I still remember the chill when I first played Mortal Kombat 2 and since then, that game became one of my favorites. It’s been a long time since I don’t feel a chill like that and the first time I put the disc of Mortal Kombat X and start playing, I felt it again.
Mortal Kombat X is the latest observation of NetherRealm Studios and the successor of Mortal Kombat (mostly known as Mortal Kombat 9), released in 2011. It took awhile for the creators of one of the most important fighting games to go back on track since the “dark ages” (from Mortal Kombat: Deadly Alliance to Mortal Kombat: Armageddon), but with MK9 they took a big step and this new release is the culmination of a great job that most fans don’t want to end.
This game is not just the logical successor of Mortal Kombat 9, but it’s also its spiritual one in most of its ways: the story, gameplay, blood, gore, and such. Of course, there are more aspects in Mortal Kombat X that people have to see when they play the game. For instance, when you are in the story mode you’ll see what happened in Eearthrealm, Outworld and Netherealm, twenty years after the events of MK9 and, of course, what happened with the remaining characters and the ones who died during the previous game. This time Shao Kahn is not the main villain of the story, the bad guy is the former Elder God Shinnok, who wants to destroy Earthrealm and become its absolute ruler and it is time for the old and new pack of fighters to stop him and save the worlds and all of that.
If someone ask me to define the story mode of MKX in one concept, I would have to say “family”. The main characters are the Cage Family: Jhonny, Sonya and their daughter Cassie. This turned the story into something deeper, more fluid and with a greater importance than the previous versions. The only problem the story mode has is it took me about six to seven hours to finish it. Back in MK9, sometimes you have to fight against five or seven characters per chapter and some of them where Goro, Kintaro or Shao Khan, extremely powerful fighters and that made you take more time than needed to finish it. In MKX the amount of fighters per chapter are more balanced, about three per chapter, and that makes you going faster through the storyline. That’s why it feels shorter than MK9.

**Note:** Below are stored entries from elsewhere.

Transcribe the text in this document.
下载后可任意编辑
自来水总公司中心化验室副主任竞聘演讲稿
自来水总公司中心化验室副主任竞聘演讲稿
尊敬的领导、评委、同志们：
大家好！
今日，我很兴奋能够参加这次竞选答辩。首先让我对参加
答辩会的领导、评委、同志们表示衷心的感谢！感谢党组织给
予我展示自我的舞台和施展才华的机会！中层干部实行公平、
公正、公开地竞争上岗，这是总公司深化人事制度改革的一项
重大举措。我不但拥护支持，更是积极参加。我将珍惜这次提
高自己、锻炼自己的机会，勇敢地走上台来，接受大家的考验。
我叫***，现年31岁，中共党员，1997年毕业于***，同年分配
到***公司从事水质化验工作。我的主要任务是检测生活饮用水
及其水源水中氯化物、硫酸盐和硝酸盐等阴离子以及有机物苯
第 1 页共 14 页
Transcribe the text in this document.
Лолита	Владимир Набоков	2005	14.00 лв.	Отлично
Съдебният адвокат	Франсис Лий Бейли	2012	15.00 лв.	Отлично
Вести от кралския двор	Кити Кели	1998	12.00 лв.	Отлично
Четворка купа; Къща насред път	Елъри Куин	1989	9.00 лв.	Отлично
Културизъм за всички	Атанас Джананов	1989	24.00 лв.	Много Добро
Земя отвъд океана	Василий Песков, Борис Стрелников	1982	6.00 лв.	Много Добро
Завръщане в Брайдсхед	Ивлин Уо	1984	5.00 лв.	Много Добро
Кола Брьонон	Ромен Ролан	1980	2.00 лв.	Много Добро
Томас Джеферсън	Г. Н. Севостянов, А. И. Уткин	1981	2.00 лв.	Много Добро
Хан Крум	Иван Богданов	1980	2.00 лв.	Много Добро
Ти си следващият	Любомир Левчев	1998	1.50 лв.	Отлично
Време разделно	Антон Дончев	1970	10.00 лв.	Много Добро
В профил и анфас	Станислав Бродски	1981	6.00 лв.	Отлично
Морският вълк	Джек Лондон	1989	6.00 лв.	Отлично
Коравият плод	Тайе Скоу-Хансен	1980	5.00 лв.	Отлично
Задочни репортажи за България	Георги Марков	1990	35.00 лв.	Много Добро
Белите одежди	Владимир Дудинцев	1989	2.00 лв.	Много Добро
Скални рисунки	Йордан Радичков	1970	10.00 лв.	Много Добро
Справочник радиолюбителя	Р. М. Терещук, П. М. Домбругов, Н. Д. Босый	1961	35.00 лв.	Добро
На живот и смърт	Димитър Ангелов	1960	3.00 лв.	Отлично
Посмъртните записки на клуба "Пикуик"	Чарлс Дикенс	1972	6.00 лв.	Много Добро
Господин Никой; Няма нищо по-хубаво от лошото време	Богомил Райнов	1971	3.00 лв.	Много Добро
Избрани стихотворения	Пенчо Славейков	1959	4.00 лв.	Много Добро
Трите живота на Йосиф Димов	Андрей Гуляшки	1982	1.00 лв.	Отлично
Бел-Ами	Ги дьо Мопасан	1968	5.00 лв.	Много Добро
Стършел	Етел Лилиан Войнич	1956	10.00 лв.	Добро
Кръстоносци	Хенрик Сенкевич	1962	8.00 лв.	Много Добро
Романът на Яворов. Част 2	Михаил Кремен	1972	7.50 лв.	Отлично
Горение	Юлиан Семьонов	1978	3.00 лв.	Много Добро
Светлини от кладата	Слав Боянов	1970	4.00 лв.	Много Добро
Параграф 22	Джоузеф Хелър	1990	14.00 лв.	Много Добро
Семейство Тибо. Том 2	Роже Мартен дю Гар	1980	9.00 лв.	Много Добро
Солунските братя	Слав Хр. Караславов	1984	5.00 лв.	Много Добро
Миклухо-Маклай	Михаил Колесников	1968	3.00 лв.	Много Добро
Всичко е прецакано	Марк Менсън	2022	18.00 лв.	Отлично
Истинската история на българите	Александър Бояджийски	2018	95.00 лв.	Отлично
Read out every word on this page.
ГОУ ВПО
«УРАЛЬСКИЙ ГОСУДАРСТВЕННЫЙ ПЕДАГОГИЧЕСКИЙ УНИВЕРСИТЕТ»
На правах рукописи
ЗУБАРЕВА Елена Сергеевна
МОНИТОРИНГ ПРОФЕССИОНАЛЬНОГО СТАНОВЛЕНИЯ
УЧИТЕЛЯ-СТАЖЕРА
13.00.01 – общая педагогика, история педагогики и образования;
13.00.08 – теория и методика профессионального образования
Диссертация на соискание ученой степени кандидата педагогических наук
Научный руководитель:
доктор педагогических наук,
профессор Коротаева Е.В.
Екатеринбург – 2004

The gameplay has also had more improvements compared to the previous game. There’s been a huge influence of NetherRealm’s Injustice: Gods Among Us. You can primally see this in the interaction the players have with the environment of each stage. This makes the fights to be faster and more dynamics into this standard 2D fighting game style. The fighters are faster too, and the combos and special moves are very alike the previous MK versions. Even though sometimes I felt a bit clumsy trying to land more complicated combos and special moves into one big hit, just like in MK9. You need more practice to do that if you’re not an expert or competitive Mortal Kombat fighter. The fighting styles of each “kombatant” tried to inject more dynamic and customization for each, but in some cases it felt like the guys in NetherRealm took a whole set of combos and special moves and splitted them into three.
The finishing moves, by the other hand, are the most brutal and stunning moves we have seen in a Mortal Kombat game so far. You can feel the pain when an X-Ray is executed. There is so much detail when it comes to bone fractures, that you think the guys at NetherRealm were advised by real traumatologists. The new brutalities and faction kills add more spice into this hell of a bloody soup, making you feel that you’re not safe until the end of the fight, and —last but not least— the fatalities are the true kings here. There is none of them you see and don’t make an astonishment face. They are so beautiful in their gore that you start to forgive the fact there are no funny finishing moves such as babalities or friendships, or stage fatalities. Anyway, when it comes to blood in Mortal Kombat, more is funnier.
The other aspects of the game are very similar to the previous MK. The towers, or ladders are the backbone (no pun intended) of the game. They are the same: fight with lots of characters until you fight with a semi boss and the final boss at the top. Now more versions of towers were added, but in the escence are the same. The “Krypt” is also back, just a bit more expensive than before. The best new feature added in MKX is the faction mode, now the player can feel identified even more with the clan they have always liked fighting against the other clans. Well, I guess that’s the main objective of Mortal Kombat: fighting until the last drop of blood has been shed.